Aku hanya diam dan menunduk mendengar semua omong kosong yang diucapkan oleh para sampah sekolah itu. Aku ingin berteriak pada mereka semua bahwa bukan aku pelakunya. Bukan aku orang jahatnya. Tapi mereka!“Saya tidak menyangka bahwa kamu bisa berbuat senekat itu,” Kepala sekolah angkat bicara. “Bukan aku, pak!” Ucapku pelan.“Dina, tapi itu yang terjadi, sebaiknya jangan mencoba membela diri lagi,”Aku menggeleng. “sekolah ini punya CCTV disetiap kelas, kenapa kalian lebih percaya mereka?”Aku menatap kepala sekolah dengan mata yang mulai memerah. “Pak! Saya korbannya! Saya!

Mereka menghina saya, mereka jahat pada saya tapi saya yang mendapat hukuman?”Kepala sekolah terdiam. Beliau menghela nafas tanpa mau menanggapi pembelaanku.“jadi, bagaimana keputusannya?” Tanya kepala sekolah pada semua guru.“Angkat kaki dari sekolah ini,” Aku tertawa miris. Sudah kuduga, ini akan terjadi. Mentang-mentang donatur terbesar, mecat siswa sembarangan. Aku tidak lagi mendengar apa yang selanjutnya mereka katakan. Aku diam bagai patung ditengah persidangan. Kulihat ketiga sampah itu tersenyum mengejek. Lucunya! Aku yang terbully malah menjadi seorang pembully.
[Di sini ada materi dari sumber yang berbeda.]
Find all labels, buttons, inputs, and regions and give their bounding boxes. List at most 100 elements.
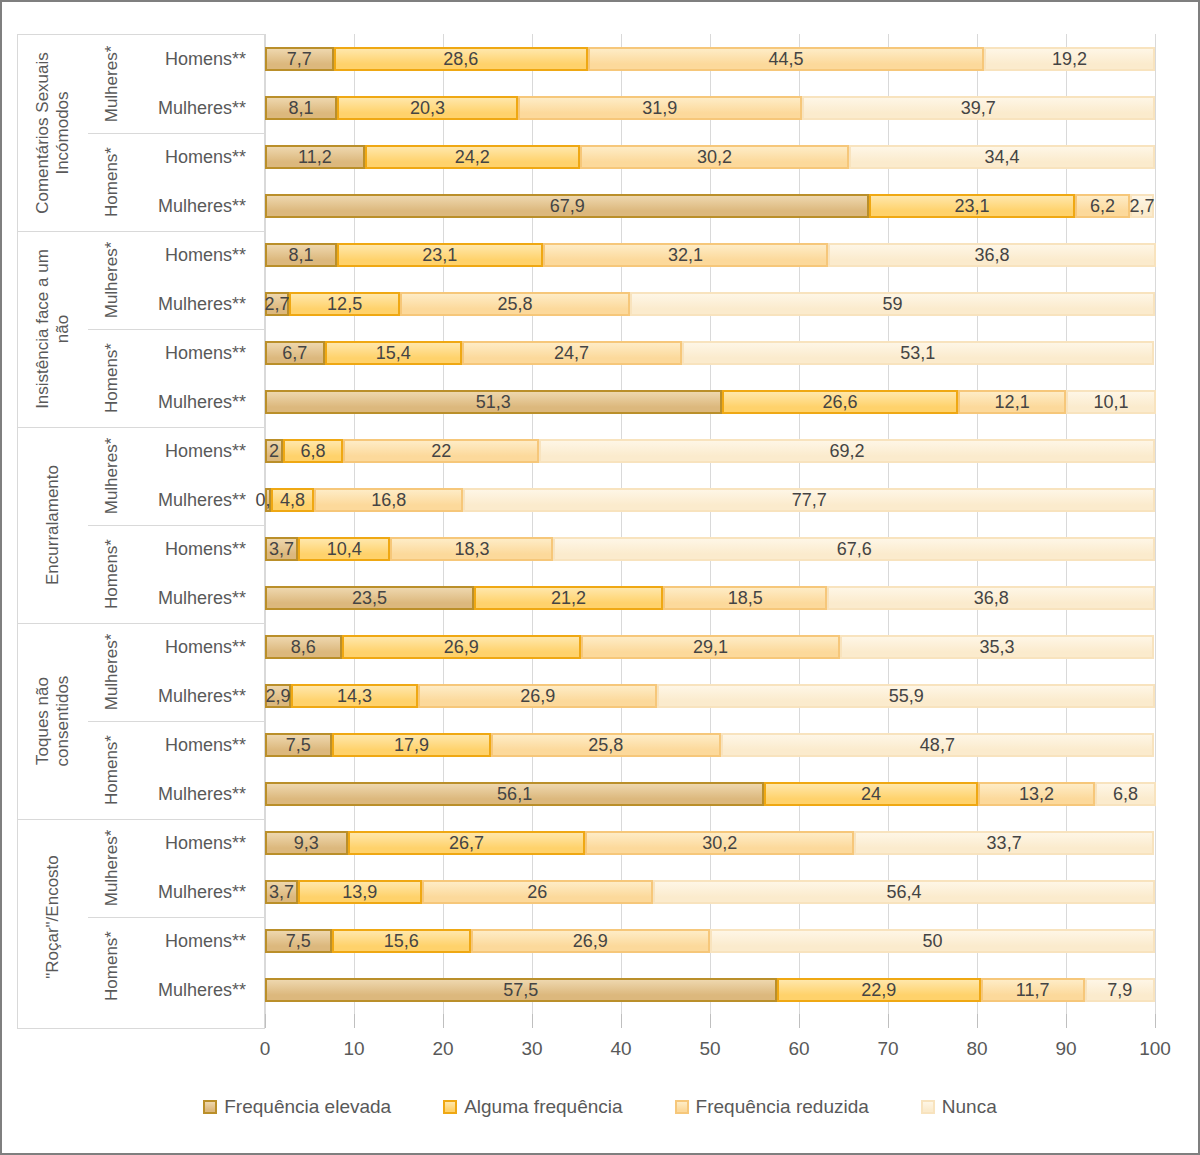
- bar-segment-label: 6,7: [282, 344, 307, 362]
- bar-segment: 22: [343, 439, 539, 463]
- bar-segment: 6,8: [283, 439, 344, 463]
- bar-segment-label: 19,2: [1052, 50, 1087, 68]
- bar-segment-label: 67,9: [550, 197, 585, 215]
- row-label: Homens**: [122, 35, 264, 84]
- bar-segment: 55,9: [657, 684, 1155, 708]
- bar-row: 57,522,911,77,9: [265, 978, 1155, 1002]
- bar-segment: 6,7: [265, 341, 325, 365]
- row-label: Mulheres**: [122, 84, 264, 133]
- bar-segment-label: 36,8: [975, 246, 1010, 264]
- bar-segment-label: 26,9: [520, 687, 555, 705]
- bar-segment-label: 36,8: [974, 589, 1009, 607]
- bar-segment-label: 30,2: [697, 148, 732, 166]
- bar-row: 6,715,424,753,1: [265, 341, 1155, 365]
- bar-segment-label: 39,7: [961, 99, 996, 117]
- gridline: [443, 34, 444, 1014]
- group-label: Comentários Sexuais Incómodos: [33, 47, 74, 219]
- bar-segment-label: 23,1: [955, 197, 990, 215]
- x-axis-tick-label: 90: [1055, 1038, 1076, 1060]
- bar-segment-label: 67,6: [837, 540, 872, 558]
- bar-segment-label: 77,7: [792, 491, 827, 509]
- bar-segment-label: 17,9: [394, 736, 429, 754]
- row-label: Homens**: [122, 819, 264, 868]
- bar-segment-label: 25,8: [588, 736, 623, 754]
- row-label: Mulheres**: [122, 868, 264, 917]
- legend-item: Frequência reduzida: [675, 1096, 869, 1118]
- subgroup-label: Mulheres*: [102, 36, 122, 132]
- bar-segment: 31,9: [518, 96, 802, 120]
- bar-segment-label: 56,4: [886, 883, 921, 901]
- bar-segment-label: 22,9: [861, 981, 896, 999]
- gridline: [1155, 34, 1156, 1014]
- bar-segment: 2,7: [265, 292, 289, 316]
- subgroup-label: Homens*: [102, 134, 122, 230]
- bar-segment-label: 7,5: [286, 932, 311, 950]
- bar-segment: 3,7: [265, 880, 298, 904]
- group-label: Toques não consentidos: [33, 635, 74, 807]
- bar-segment-label: 7,7: [287, 50, 312, 68]
- legend-label: Alguma frequência: [464, 1096, 622, 1118]
- bar-segment: 35,3: [840, 635, 1154, 659]
- bar-segment-label: 44,5: [769, 50, 804, 68]
- row-label: Mulheres**: [122, 378, 264, 427]
- bar-row: 7,515,626,950: [265, 929, 1155, 953]
- bar-segment-label: 26,7: [449, 834, 484, 852]
- bar-segment-label: 26,9: [573, 932, 608, 950]
- legend-item: Alguma frequência: [443, 1096, 622, 1118]
- bar-segment: 24,2: [365, 145, 580, 169]
- bar-segment-label: 12,5: [327, 295, 362, 313]
- bar-segment-label: 3,7: [269, 883, 294, 901]
- x-axis-tick: [532, 1014, 533, 1028]
- bar-segment-label: 69,2: [830, 442, 865, 460]
- group-label-cell: "Roçar"/Encosto: [18, 819, 88, 1015]
- category-axis-panel: Comentários Sexuais IncómodosMulheres*Ho…: [17, 34, 265, 1029]
- bar-segment: 36,8: [827, 586, 1155, 610]
- bar-segment: 25,8: [400, 292, 630, 316]
- bar-segment-label: 15,6: [384, 932, 419, 950]
- bar-segment-label: 4,8: [280, 491, 305, 509]
- group-label: Encurralamento: [43, 439, 63, 611]
- bar-segment-label: 34,4: [984, 148, 1019, 166]
- bar-segment: 12,5: [289, 292, 400, 316]
- bar-segment: 59: [630, 292, 1155, 316]
- bar-row: 51,326,612,110,1: [265, 390, 1155, 414]
- bar-segment: 39,7: [802, 96, 1155, 120]
- bar-segment-label: 15,4: [376, 344, 411, 362]
- x-axis-tick: [354, 1014, 355, 1028]
- x-axis-tick-label: 20: [432, 1038, 453, 1060]
- bar-segment: 51,3: [265, 390, 722, 414]
- row-label: Mulheres**: [122, 280, 264, 329]
- bar-segment-label: 55,9: [889, 687, 924, 705]
- bar-segment-label: 14,3: [337, 687, 372, 705]
- bar-segment: 77,7: [463, 488, 1155, 512]
- bar-segment: 15,6: [332, 929, 471, 953]
- x-axis-tick-label: 30: [521, 1038, 542, 1060]
- bar-segment: 26,9: [471, 929, 710, 953]
- bar-segment: 53,1: [682, 341, 1155, 365]
- row-label: Mulheres**: [122, 182, 264, 231]
- x-axis-tick: [710, 1014, 711, 1028]
- x-axis-tick: [621, 1014, 622, 1028]
- subgroup-label: Homens*: [102, 722, 122, 818]
- bar-segment-label: 2: [269, 442, 279, 460]
- bar-segment: 30,2: [580, 145, 849, 169]
- group-label-cell: Comentários Sexuais Incómodos: [18, 35, 88, 231]
- bar-segment: 6,8: [1095, 782, 1156, 806]
- bar-row: 26,822 69,2: [265, 439, 1155, 463]
- bar-row: 8,626,929,135,3: [265, 635, 1155, 659]
- bar-segment-label: 10,4: [327, 540, 362, 558]
- bar-segment: 67,9: [265, 194, 869, 218]
- x-axis-tick-label: 60: [788, 1038, 809, 1060]
- x-axis-tick: [1066, 1014, 1067, 1028]
- bar-segment: 57,5: [265, 978, 777, 1002]
- legend-swatch: [443, 1100, 457, 1114]
- subgroup-label: Mulheres*: [102, 820, 122, 916]
- bar-row: 2,7 12,5 25,859: [265, 292, 1155, 316]
- x-axis-tick: [265, 1014, 266, 1028]
- bar-segment: 26,7: [348, 831, 586, 855]
- bar-segment: 13,2: [978, 782, 1095, 806]
- bar-segment-label: 33,7: [987, 834, 1022, 852]
- gridline: [354, 34, 355, 1014]
- group-label-cell: Encurralamento: [18, 427, 88, 623]
- bar-segment: 69,2: [539, 439, 1155, 463]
Aku yang menjadi korban, tapi aku diperlakukan seakan akulah tersangkanya. Aku melirik dari ekor mataku, ada sebagian guru baik hati yang tidak bisa berbuat apa-apa karena takut bernasib sama sepertiku bila mereka melawan yang berkuasa. Dan aku hanya bisa pasrah bila sudah begini. Tanpa permisi, aku melangkah pergi dari ruang laknat ini. Langkahku terhenti diambang pintu. Aku berbalik, menatap semua orang yang berada disana bergantian dan terakhir aku menatap sang penguasa sekaligus ayah dari pembullyku, Reva.“Bukan aku, pak!”